The scuttling of the government's latest legal battle isn't necessarily the end of RMS Titanic Inc.'s attempts to enter the rapidly deteriorating ocean liner or to fetch more historic objects. The company said last month that it's still considering the implications of future expeditions.
But the U.S. on Friday withdrew its motion to intervene in a federal admiralty court in Virginia, which oversees salvage matters for the world's most famous shipwreck. The withdrawal concluded the second of two legal battles in five years that the U.S. has waged against RMST, which also exhibits the artifacts.
The U.S. filed its latest legal challenge in 2023 when RMST was planning to take images inside the ship's hull and pluck items from the surrounding debris field. RMST also said it would possibly recover freestanding objects from the room where the ocean liner broadcast its distress calls.
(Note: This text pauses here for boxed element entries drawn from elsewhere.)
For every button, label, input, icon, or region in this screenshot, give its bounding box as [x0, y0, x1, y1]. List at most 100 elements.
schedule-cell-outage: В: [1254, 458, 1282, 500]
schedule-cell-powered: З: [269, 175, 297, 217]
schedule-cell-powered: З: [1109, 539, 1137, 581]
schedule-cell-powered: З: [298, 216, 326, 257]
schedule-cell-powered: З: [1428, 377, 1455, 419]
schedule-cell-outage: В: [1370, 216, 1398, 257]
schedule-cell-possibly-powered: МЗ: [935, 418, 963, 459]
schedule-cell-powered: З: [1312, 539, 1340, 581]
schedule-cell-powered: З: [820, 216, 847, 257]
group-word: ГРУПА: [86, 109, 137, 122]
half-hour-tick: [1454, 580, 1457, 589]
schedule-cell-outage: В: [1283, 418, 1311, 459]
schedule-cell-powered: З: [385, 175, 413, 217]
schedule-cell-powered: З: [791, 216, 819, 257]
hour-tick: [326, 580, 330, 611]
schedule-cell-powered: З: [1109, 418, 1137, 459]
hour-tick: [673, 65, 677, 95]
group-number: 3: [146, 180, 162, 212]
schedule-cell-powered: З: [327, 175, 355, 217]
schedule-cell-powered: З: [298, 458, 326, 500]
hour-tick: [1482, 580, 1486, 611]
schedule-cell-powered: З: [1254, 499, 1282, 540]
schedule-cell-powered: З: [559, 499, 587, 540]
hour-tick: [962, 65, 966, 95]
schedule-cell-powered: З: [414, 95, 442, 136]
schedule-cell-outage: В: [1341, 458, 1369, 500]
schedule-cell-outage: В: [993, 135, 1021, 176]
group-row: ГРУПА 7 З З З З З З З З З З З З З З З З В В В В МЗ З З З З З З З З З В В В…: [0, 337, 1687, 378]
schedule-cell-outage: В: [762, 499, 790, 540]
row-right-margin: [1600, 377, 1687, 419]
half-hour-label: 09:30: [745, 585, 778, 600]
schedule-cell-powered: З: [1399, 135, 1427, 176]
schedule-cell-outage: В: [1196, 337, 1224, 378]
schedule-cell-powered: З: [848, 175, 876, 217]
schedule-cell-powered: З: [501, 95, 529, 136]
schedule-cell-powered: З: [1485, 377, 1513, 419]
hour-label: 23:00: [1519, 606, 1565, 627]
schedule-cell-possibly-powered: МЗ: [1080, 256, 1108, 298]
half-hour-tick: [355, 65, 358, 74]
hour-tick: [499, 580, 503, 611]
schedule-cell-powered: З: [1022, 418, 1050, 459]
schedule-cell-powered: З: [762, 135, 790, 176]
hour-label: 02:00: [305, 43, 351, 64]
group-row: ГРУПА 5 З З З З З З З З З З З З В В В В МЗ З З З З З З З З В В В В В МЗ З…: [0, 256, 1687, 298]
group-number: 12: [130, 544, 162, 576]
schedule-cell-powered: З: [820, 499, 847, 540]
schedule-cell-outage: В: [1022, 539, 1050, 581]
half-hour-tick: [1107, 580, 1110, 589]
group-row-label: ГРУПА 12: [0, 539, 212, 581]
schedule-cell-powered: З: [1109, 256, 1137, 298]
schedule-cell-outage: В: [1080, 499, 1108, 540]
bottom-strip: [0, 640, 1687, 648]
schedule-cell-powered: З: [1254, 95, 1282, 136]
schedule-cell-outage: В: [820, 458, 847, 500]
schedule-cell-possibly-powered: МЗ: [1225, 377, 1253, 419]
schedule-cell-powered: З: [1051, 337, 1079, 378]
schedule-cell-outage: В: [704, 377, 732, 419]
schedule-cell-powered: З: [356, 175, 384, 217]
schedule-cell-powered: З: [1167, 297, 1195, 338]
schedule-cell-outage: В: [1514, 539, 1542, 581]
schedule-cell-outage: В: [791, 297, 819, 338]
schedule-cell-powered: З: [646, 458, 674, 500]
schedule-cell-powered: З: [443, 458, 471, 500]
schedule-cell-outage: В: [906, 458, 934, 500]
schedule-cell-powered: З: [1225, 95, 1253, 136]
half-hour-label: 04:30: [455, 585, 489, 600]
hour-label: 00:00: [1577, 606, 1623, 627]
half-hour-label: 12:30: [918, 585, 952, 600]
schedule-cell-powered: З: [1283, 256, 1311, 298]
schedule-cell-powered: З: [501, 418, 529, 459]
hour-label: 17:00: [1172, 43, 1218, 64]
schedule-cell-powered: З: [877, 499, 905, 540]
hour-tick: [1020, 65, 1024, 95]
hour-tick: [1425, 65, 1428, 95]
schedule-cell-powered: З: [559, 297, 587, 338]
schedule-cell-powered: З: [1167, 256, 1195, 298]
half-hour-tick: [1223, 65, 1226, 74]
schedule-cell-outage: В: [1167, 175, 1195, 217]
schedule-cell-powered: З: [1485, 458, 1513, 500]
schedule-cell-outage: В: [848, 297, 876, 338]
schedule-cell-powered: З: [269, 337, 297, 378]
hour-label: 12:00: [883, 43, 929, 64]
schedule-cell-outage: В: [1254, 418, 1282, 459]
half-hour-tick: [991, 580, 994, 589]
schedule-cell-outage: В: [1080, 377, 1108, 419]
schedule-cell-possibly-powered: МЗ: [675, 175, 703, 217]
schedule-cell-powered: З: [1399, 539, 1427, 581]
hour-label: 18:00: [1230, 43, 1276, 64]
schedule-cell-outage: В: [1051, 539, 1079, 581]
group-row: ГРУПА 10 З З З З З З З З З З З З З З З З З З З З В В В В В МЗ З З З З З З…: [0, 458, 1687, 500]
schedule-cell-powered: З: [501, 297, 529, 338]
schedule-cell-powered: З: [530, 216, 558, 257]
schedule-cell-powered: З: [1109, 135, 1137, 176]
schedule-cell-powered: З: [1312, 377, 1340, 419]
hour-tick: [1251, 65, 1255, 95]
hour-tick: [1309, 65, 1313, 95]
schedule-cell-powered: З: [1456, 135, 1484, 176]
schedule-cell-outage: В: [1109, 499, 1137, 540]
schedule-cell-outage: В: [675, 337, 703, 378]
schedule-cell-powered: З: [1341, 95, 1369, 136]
The U.S. argued that entering the hull — or disturbing the wreck — would violate a 2017 federal law and a corresponding agreement with Great Britain. Both regard the site as a hallowed memorial to the more than 1,500 people who died when the ship struck an iceberg in 1912.
RMST ultimately scaled back its dive plans, stating that it would only take external images. The change followed the 2023 implosion of the Titan submersible, which killed RMST's director of underwater research Paul-Henri Nargeolet and four others onboard.
The experimental Titan craft was operated by a separate company, OceanGate, to which Nargeolet was lending his expertise. He was supposed to lead the RMST expedition.
After RMST revised its dive plans, the U.S. stopped trying to block that particular expedition, which produced detailed images of the wreck in September. But the government told the federal court in Norfolk last year that it wanted to leave the door open to challenging subsequent expeditions.